Pour arrêter le processus de fermentation, après la journée complète à reposer à la température de la pièce, il suffit de placer le contenant au frigo pendant 8 heures. J’étais alors rendue à la partie la plus cool : goûter à mon élixir digestif.
Ma découverte de l’année (de la décennie, même!)
Cérémonieusement, devant les regards sceptiques de ma famille, j’ai ouvert ma jarre de kéfir. Je l’ai sentie. Ça ne sentait pas grand-chose. J’ai versé le résultat dans un verre. C’était pas bien beau. Mon kéfir était moins homogène et un peu plus épais que celui de l’épicerie.
Je l’ai goûté, du bout des lèvres, incrédule. Et c’est là que j’ai, comme on dit dans la vraie vie, pogné de quoi.

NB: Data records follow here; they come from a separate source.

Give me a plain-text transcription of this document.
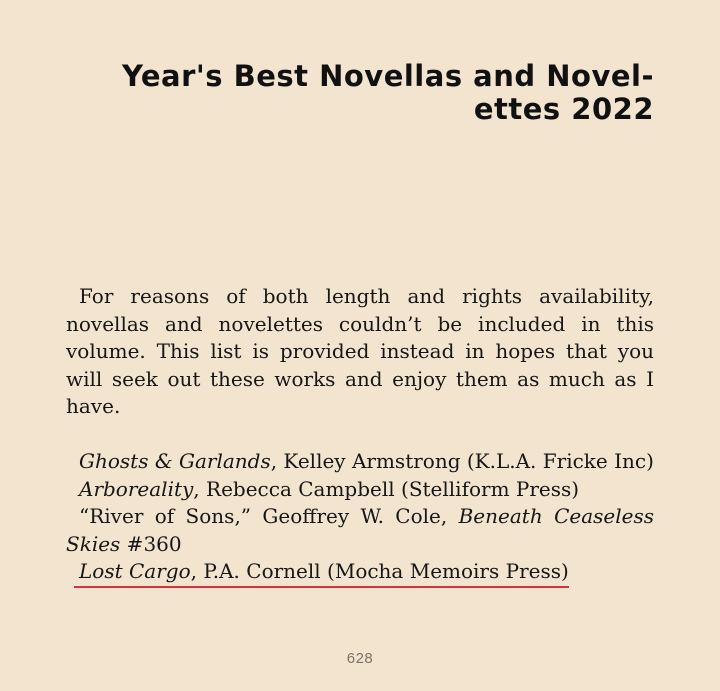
Year's Best Novellas and Novel-ettes 2022

For reasons of both length and rights availability, novellas and novelettes couldn’t be included in this volume. This list is provided instead in hopes that you will seek out these works and enjoy them as much as I have.

Ghosts & Garlands, Kelley Armstrong (K.L.A. Fricke Inc)
Arboreality, Rebecca Campbell (Stelliform Press)
“River of Sons,” Geoffrey W. Cole, Beneath Ceaseless Skies #360
Lost Cargo, P.A. Cornell (Mocha Memoirs Press)
628
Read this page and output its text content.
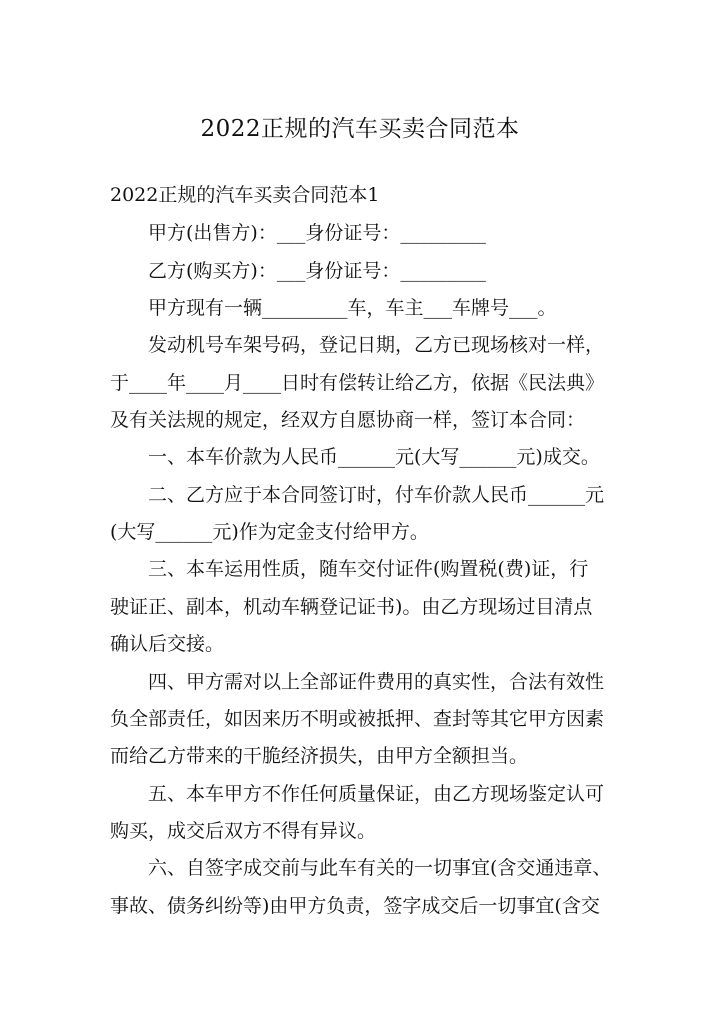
2022正规的汽车买卖合同范本
2022正规的汽车买卖合同范本1
甲方(出售方)：___身份证号：_________
乙方(购买方)：___身份证号：_________
甲方现有一辆_________车，车主___车牌号___。
发动机号车架号码，登记日期，乙方已现场核对一样，
于____年____月____日时有偿转让给乙方，依据《民法典》
及有关法规的规定，经双方自愿协商一样，签订本合同：
一、本车价款为人民币______元(大写______元)成交。
二、乙方应于本合同签订时，付车价款人民币______元
(大写______元)作为定金支付给甲方。
三、本车运用性质，随车交付证件(购置税(费)证，行
驶证正、副本，机动车辆登记证书)。由乙方现场过目清点
确认后交接。
四、甲方需对以上全部证件费用的真实性，合法有效性
负全部责任，如因来历不明或被抵押、查封等其它甲方因素
而给乙方带来的干脆经济损失，由甲方全额担当。
五、本车甲方不作任何质量保证，由乙方现场鉴定认可
购买，成交后双方不得有异议。
六、自签字成交前与此车有关的一切事宜(含交通违章、
事故、债务纠纷等)由甲方负责，签字成交后一切事宜(含交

Au goût, mon kéfir était riche et crémeux. Sa texture onctueuse était d’une douceur incroyable. C’était comme poser ma langue sur un petit nuage de micro-organismes prêts à ravitailler ma flore intestinale. Pour être bien honnête, c’était pas mal la meilleure chose que j’avais mangée depuis un bout. No joke.
Mes enfants ont vidé d’un coup mon premier litre de kéfir. Ils ont ajouté un filet de sirop d’érable et l’ont mangé comme ils auraient mangé un yogourt. Si j’étais juste un peu plus quétaine, j’écrirais qu’ils étaient au « kéfirmament ».
J’ai refait du kéfir par la suite. Je m’en suis fait des shooters. J’en ai mélangé à des smoothies. Je l’ai intégré dans des muffins. J’ai même essayé de le faire mousser dans mon café du matin (OK, ça, c’était la couche de trop, j’en conviens).
Kéfir mon amour
Pour être 100 % honnête, quand Recettes d’ici m’a proposé de documenter mes essais avec le kéfir maison, j’étais certaine que la conclusion de mon expérience me mènerait à l’acheter tout fait.
« C’est ben l’fun, faire du kéfir, mais j’ai pas le temps pour ça », me voyais-je déjà écrire à la fin du billet.
Mais après deux semaines de fabrication de kéfir à la maison, et à ma grande surprise, je continue d’en faire. J’y prends même plaisir. Parce que c’est facile? Ouais. Parce que ça soulage mes ballonnements? Sûrement. Mais surtout, parce que c’est bon. Tout simplement. C’est vraiment délicieux!
Prochaine étape? Faire mon fromage. Jean-Luc Henry m’a raconté qu’il s’était amusé à faire du mascarpone de kéfir. Je ferai des expérimentations. Et si vous me cherchez, dans trois ou quatre ans, j’aurai peut-être aussi une ferme laitière et un poulailler. T’sais… rendue là.